In diesem Werk seien Motorbauteile für bemannte Torpedos „Neger“ und „Marder“ hergestellt worden, sagt Andrzej Boczek, Forscher, der sich mit der Geschichte von Reichenbach im Eulengebirge und dessen Umgebung befasst. Er meint, dass es einen Teil der Atlas-Werke möglicherweise auch unter der Erde, und zwar unter Questenberg/ Góra Parkowa, gegeben habe. Auf dem von einem amerikanischen Piloten am 20. Februar 1945 gemachten Luftbild sei deutlich erkennbar, dass auf dem Mittelberg, der 800 Meter von den Atlas-Werken entfernt war, auch einige Arbeiten stattfanden.
„Wir wissen, dass zwischen dem Werk und dem Stożek-Berg eine Schmalspurbahn gebaut wurde. Den Berichten der ersten Bewohner von Gnadenfrei lässt sich entnehmen, dass sich an dieser Stelle einige unterirdische Hohlräume befinden könnten“, sagt Andrzej Boczek. Gemeinsam mit Ivan Silver von Geograph Lasocin hat der Forscher gegen Ende Juli Messungen mit Bodenradar und Magnetometer vorgenommen. Die ersten Messergebnisse waren schon überraschend. Der Geländescan machte einen 18 Meter langen Stollen sichtbar, der sich etwa vier Meter unter der Erde befindet.
„Sein Zweck bleibt uns aber unbekannt. Auf die Frage, ob sich der Stollen bis zu den Atlas-Werken in Gnadenfrei (die Gesamtlänge von ca. 800 m) erstreckte oder aber ein werkseigenes Lager war, das in einiger Entfernung gebaut wurde, um die Bauteile oder Produkte auf Vorrat zu lagern, damit sie von Bomben verschont bleiben, können wir derzeit keine klare Rückantwort geben“, erklärt Andrzej Boczek. Als Nächstes hat er vor, die Messungen durch invasive Verfahren zu ergänzen, um das Innere des Stożek-Berges zu erkunden. Es ist nicht ausgeschlossen, dass er versucht, den Stolleneingang freizulegen oder eine Bohrung zu machen.
„Geschichte mal locker nehmen“
In Silberberg führt seine Untersuchungen der Verein „Historia Na Luzie“ (frei übersetzt: Geschichte mal locker nehmen) durch. Die Forscher wurden von Jan Duerschlag und seiner Frau, die vor einigen Jahren eine Silbergrube aus dem 17. Jh. entdeckt hatten, dazu eingeladen, einige Informationen zu überprüfen. So sollen sie dem Thema auf den Grund gehen, ob es einen Eingang in eine andere Grube oder einen Tunnel gibt, der zu der bereits bekannten Silbergrube eine unterirdische Verbindung hätte. Der Verein analysiert u. a. Vermessungskarten von 1974 mit markierten Bergbauobjekten um Silberberg, Aussagen von Augenzeugen und historische Beschreibungen.
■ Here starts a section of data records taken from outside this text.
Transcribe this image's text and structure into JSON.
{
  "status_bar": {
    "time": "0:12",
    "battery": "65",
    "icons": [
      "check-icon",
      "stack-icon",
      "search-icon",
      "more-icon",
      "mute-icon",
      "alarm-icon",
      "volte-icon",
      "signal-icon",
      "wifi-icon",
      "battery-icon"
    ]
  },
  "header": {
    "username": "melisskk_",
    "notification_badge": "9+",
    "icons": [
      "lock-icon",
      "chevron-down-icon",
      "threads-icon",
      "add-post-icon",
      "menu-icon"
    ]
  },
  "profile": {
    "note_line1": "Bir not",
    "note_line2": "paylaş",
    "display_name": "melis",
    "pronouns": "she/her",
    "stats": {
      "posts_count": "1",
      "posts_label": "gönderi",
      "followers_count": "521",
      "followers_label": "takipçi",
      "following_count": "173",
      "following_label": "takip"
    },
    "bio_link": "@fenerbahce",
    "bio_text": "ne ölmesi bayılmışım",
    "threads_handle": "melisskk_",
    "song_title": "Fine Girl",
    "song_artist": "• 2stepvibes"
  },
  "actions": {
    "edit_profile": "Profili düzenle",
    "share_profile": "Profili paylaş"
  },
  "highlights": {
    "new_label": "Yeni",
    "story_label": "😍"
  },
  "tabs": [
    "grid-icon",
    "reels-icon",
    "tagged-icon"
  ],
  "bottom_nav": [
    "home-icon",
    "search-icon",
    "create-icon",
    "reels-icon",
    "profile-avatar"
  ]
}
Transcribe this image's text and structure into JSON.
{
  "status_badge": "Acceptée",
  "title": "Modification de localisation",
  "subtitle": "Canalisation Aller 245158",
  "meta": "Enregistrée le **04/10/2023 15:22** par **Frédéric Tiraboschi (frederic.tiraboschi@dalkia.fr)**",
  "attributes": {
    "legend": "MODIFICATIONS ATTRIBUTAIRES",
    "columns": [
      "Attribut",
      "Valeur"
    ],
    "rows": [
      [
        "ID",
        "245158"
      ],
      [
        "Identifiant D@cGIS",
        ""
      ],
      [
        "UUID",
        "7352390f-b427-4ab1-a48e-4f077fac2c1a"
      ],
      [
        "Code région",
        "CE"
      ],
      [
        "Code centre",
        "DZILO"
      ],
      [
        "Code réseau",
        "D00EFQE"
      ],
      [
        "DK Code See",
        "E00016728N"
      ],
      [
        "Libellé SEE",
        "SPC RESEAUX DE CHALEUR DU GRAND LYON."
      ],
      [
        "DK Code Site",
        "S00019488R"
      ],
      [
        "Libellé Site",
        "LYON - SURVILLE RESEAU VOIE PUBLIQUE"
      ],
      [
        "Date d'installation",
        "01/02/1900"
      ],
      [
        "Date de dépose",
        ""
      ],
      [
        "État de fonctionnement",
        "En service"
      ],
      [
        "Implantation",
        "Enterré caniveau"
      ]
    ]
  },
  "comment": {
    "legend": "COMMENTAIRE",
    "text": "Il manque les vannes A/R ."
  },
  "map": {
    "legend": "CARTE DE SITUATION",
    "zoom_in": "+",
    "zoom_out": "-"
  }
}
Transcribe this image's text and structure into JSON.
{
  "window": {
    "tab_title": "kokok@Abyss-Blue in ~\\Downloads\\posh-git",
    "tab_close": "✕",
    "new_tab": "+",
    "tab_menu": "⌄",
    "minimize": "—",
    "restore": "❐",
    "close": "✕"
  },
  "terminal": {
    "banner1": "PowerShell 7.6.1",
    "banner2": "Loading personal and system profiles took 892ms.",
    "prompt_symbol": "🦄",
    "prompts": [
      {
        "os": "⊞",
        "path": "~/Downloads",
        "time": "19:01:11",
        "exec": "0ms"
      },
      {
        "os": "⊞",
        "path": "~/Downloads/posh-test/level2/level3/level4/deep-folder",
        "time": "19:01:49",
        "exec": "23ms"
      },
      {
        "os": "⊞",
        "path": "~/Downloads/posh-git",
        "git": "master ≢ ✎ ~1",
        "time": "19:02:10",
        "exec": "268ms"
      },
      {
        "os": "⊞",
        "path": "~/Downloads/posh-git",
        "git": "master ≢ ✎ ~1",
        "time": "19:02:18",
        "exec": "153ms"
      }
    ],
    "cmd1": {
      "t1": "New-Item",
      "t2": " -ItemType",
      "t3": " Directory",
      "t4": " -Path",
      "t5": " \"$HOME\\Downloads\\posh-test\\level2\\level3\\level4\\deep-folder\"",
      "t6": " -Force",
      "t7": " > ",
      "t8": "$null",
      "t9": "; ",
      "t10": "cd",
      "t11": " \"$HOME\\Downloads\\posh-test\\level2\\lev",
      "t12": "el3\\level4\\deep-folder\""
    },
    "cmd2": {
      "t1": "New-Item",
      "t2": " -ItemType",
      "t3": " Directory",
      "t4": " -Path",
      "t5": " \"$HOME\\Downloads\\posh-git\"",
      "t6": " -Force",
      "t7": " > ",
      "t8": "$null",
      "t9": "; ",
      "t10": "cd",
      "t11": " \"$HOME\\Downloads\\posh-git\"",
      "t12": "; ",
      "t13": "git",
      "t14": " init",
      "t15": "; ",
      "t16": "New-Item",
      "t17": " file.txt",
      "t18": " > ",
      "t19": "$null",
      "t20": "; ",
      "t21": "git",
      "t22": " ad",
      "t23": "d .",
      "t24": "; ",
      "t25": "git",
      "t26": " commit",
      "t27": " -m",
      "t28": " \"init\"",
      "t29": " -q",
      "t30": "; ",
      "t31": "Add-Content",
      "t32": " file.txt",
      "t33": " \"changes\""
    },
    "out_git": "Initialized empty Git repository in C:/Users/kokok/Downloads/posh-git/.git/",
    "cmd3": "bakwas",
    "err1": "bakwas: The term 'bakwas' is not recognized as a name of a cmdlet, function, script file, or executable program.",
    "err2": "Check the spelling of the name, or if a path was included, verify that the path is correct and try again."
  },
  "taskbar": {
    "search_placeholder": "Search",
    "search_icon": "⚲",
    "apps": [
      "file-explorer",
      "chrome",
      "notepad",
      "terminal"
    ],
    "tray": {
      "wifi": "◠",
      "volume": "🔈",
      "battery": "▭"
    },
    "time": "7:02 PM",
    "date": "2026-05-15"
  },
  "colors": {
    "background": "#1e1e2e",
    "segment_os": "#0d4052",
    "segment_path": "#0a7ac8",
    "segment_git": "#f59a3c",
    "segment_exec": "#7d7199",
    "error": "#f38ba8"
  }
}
„Stelle, die wir gerade untersuchen, sieht vielversprechend aus, zumal einer der Gänge genau in die Richtung des vermeintlichen Eingangs bzw. Tunnels führt. Durch eine Einsturzstelle, auf die wir gestoßen sind, müssen leider weitere Arbeiten eingestellt werden“, so Jacek Łokaj vom Verein „Historia Na Luzie“. Unterirdische Geheimnisse wirken wie ein Magnet auf Forscher und der Sommer ist ohnehin die beste Saison für solche Entdeckungen.
Forschungsarbeiten werden auch auf dem Gelände der ehemaligen Junkerswerke in Kleinschönau/ Sieniawka bei Bogatynia/ Reichenau in der Nähe von Görlitz-Zgorzelec durchgeführt. Der Legende nach gibt es hier einen riesigen gegen Ende des Zweiten Weltkriegs überschwemmten Untergrund. Elżbieta Szumska, Inhaberin der Goldgrube in Reichenstein/ Złoty Stok, möchte Aufräumungsarbeiten an der Einsturzstelle vom Anfang 1945 durchführen. Hinter dem eingestürzten Gang sollte sich ein gut gesicherter Inhalt der Bankdepots befinden. Auch auf der Burg Tzschocha/ Zamek Czocha dauern gerade Forschungsarbeiten an. Mithilfe von Laserscanning soll die Frage beantwortet werden, ob weitere geheime Räume im Burgkeller versteckt sind.